Meinte man es böse, könnte man das musikalische Erbe Afrikas als adoptivbedürftig bezeichnen. Sofern es darum ging, den Mainstreamgeschmack der Industrienationen zu treffen, griffen in der Vergangenheit meist weiße Musiker wie David Byrne, Brian Eno und Paul Simon mit Crossover-Projekten gleichsam von außen auf das Liedgut des Schwarzen Kontinents zu. Keziah Jones, Sohn eines nigerianischen Stammesoberhaupts, ehemaliger Straßenmusiker in London und Paris, derzeitiger Wahl-New-Yorker und Erfinder des von ihm so getauften "Blufunk" ist gewissermaßen den umgekehrten Weg gegangen. Seit mehr als 15 Jahren lässt er seine afrikanischen Wurzeln auf höchst eigenwillige Weise in anglo-amerikanischen Genres gedeihen. ~ Jens Szameit (teleschau) aufklappen »
"Nigerian Wood", Jones' fünftes Studioalbum, trägt wie schon "African Space Craft" (1995) die Reminiszenz an seine Herkunft bereits im Titel. Und doch sind die Ursprünge des Sängers hier nur noch sehr indirekt vernehmbar, bewegt er sich weiter denn je fort von Afrobeat und minimalistischem Funk hinein ins Gebiet des klassischen amerikanischen Soul.
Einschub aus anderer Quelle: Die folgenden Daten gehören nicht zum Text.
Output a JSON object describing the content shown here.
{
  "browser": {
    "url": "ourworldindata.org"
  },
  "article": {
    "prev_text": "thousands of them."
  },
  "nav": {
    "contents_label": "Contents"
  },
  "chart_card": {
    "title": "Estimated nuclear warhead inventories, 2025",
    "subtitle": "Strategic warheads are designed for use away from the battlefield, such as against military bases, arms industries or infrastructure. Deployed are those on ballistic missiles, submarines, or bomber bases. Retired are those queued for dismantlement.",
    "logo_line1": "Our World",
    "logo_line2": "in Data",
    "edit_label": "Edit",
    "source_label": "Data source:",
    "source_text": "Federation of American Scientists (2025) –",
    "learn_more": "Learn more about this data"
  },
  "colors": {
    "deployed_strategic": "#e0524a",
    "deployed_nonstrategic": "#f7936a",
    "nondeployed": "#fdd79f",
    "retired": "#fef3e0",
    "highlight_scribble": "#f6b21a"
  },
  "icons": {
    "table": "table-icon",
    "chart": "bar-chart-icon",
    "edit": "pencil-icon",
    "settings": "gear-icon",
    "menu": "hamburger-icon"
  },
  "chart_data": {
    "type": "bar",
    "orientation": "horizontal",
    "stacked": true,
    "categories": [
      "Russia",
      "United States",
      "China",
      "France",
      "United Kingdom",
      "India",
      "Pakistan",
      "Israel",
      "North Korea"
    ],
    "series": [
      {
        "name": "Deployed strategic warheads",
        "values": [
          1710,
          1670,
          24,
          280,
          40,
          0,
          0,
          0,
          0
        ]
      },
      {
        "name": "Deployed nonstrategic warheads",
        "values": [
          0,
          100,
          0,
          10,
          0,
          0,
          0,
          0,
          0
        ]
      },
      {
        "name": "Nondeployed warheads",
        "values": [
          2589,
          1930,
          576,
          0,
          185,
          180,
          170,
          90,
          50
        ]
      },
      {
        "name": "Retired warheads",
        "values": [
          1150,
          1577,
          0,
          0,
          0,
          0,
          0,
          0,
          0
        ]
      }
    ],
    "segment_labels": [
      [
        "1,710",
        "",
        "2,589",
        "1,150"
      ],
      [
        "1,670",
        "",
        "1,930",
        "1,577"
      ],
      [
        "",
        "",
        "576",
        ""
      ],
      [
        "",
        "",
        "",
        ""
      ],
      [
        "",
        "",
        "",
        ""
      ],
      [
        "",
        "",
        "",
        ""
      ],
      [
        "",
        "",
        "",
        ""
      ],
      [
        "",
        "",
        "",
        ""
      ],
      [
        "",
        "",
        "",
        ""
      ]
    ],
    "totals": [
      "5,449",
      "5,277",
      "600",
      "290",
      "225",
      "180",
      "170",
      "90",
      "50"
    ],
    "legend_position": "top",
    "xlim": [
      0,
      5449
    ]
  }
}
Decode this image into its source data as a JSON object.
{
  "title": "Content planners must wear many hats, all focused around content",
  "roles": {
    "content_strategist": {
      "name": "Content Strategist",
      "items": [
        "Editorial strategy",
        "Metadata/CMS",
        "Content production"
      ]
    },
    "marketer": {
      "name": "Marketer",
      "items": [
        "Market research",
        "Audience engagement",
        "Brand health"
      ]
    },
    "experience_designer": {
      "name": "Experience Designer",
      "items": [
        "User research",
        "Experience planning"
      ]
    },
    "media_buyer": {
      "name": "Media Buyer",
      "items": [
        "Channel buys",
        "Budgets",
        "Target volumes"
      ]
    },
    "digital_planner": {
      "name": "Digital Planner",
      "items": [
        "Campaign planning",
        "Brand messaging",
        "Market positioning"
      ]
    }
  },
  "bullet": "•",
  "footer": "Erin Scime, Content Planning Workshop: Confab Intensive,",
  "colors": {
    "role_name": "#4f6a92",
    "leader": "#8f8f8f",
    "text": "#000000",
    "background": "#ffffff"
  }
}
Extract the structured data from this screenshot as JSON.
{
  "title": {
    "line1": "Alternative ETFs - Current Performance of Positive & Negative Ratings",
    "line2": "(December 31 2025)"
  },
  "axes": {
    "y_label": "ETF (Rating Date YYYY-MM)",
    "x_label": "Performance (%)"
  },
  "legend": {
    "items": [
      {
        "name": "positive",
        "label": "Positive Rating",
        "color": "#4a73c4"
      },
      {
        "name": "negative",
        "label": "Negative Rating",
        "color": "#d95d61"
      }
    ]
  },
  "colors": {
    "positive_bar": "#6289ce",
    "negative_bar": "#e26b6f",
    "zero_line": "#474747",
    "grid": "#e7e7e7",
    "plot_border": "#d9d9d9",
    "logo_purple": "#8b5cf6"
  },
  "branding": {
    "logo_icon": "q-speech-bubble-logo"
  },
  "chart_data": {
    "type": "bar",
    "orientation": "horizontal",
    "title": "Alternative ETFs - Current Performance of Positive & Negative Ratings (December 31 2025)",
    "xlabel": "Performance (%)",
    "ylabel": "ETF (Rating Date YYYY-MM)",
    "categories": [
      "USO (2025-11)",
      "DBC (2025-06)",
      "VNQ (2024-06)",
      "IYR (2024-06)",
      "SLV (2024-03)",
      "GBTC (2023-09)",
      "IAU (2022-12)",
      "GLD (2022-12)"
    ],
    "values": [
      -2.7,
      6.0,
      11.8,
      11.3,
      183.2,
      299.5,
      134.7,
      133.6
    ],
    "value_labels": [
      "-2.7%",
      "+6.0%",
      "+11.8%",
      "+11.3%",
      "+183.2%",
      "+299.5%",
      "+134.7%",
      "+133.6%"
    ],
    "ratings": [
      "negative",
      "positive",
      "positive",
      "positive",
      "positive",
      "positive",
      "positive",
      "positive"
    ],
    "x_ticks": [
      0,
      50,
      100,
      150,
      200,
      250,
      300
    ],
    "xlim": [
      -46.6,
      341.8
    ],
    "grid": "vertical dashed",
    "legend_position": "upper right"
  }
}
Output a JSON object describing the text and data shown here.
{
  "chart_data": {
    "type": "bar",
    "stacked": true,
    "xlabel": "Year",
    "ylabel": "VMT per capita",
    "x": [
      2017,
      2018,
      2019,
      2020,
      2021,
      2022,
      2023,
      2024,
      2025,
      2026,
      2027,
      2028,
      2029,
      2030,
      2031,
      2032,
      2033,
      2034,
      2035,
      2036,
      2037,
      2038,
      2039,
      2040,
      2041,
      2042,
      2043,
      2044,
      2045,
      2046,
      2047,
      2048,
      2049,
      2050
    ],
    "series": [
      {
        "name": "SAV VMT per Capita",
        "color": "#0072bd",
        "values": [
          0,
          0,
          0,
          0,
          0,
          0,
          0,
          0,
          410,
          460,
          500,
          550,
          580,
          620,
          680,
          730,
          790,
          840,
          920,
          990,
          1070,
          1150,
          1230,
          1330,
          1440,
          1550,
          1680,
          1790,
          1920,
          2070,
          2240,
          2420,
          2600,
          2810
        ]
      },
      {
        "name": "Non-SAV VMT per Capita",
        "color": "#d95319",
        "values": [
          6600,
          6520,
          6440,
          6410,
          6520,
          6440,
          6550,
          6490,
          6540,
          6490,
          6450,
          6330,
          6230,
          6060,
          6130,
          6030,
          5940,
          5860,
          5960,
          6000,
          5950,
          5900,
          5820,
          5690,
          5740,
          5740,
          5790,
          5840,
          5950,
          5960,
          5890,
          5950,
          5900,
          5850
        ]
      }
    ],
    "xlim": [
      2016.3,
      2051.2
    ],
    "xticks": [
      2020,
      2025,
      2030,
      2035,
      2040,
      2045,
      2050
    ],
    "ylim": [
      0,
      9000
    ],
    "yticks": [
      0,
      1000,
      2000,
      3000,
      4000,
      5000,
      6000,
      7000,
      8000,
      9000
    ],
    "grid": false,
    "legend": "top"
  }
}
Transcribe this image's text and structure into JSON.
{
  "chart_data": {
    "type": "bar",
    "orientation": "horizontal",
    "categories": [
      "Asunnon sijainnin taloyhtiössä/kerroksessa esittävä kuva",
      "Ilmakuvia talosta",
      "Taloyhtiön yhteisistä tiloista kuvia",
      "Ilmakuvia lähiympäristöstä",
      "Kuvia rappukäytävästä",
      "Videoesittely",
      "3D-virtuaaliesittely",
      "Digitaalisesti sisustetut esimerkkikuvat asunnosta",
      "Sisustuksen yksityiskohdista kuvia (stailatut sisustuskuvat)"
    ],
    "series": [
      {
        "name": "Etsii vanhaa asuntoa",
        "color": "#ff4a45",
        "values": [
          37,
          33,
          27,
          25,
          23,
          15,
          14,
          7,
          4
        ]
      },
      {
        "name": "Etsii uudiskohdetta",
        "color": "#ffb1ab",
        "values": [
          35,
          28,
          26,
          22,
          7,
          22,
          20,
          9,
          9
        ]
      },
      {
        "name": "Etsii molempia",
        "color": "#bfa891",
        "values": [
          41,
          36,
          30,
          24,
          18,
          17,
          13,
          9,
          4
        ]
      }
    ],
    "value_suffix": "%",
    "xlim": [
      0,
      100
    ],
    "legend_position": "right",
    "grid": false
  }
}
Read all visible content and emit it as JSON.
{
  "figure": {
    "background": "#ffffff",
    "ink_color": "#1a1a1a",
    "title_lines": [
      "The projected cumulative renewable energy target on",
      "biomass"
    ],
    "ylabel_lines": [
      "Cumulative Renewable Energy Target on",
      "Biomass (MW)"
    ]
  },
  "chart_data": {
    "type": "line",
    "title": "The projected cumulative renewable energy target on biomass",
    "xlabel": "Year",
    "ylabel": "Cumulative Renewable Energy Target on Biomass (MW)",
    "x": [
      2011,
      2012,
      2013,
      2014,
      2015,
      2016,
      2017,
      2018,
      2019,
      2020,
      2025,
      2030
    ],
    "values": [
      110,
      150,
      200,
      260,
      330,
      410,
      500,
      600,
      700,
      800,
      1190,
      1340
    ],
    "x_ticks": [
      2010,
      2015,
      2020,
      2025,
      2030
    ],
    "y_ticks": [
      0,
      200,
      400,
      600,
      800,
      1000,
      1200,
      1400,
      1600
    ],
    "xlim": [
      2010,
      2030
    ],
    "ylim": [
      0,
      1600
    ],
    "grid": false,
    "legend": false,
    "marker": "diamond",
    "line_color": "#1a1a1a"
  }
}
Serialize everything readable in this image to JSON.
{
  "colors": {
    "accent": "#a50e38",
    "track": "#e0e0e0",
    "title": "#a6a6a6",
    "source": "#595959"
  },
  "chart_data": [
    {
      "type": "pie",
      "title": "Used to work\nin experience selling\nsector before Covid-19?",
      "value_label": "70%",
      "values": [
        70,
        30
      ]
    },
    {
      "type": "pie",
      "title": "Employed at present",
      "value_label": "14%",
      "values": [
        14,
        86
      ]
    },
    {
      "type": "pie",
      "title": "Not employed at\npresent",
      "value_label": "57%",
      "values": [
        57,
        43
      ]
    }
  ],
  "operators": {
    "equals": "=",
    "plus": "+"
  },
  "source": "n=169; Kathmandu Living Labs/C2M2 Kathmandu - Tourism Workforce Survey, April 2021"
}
In der federnden Single "My Kinda Girl" und der Schmachtnummer "Long Distance Love", die sich wie polyrhythmisch aufgeladene Al-Green-Songs ausnehmen, zeitigt dies überaus beglückende Resultate. Der sechseinhalbminütige Groove "Pimpin'" versprüht sogar einiges Blaxploitation-Flair, und in "Lagos Vs New York" singt Jones gegen einen aufrührerischen Straßen-Chor an, der Erinnerungen an den kalifornischen Latin-Soul der 70er-Jahre weckt.
Zum Ende hin geht "Nigerian Woods" dann doch noch ein wenig die Luft aus - im lyrischen und musikalischen Allgemeinplatz "In Love Forever" und in der trüben Marvin-Gaye-Variation "My Brother", die Jones epilogartig zu faden Streichern intoniert. Doch insgesamt erweist sich die neue Spielart im Werk des gebürtigen Prinzen als ebenso fruchtbar wie inspiriert. Eine lässige und stilsichere Selbstbehauptung - jenseits von Afrika.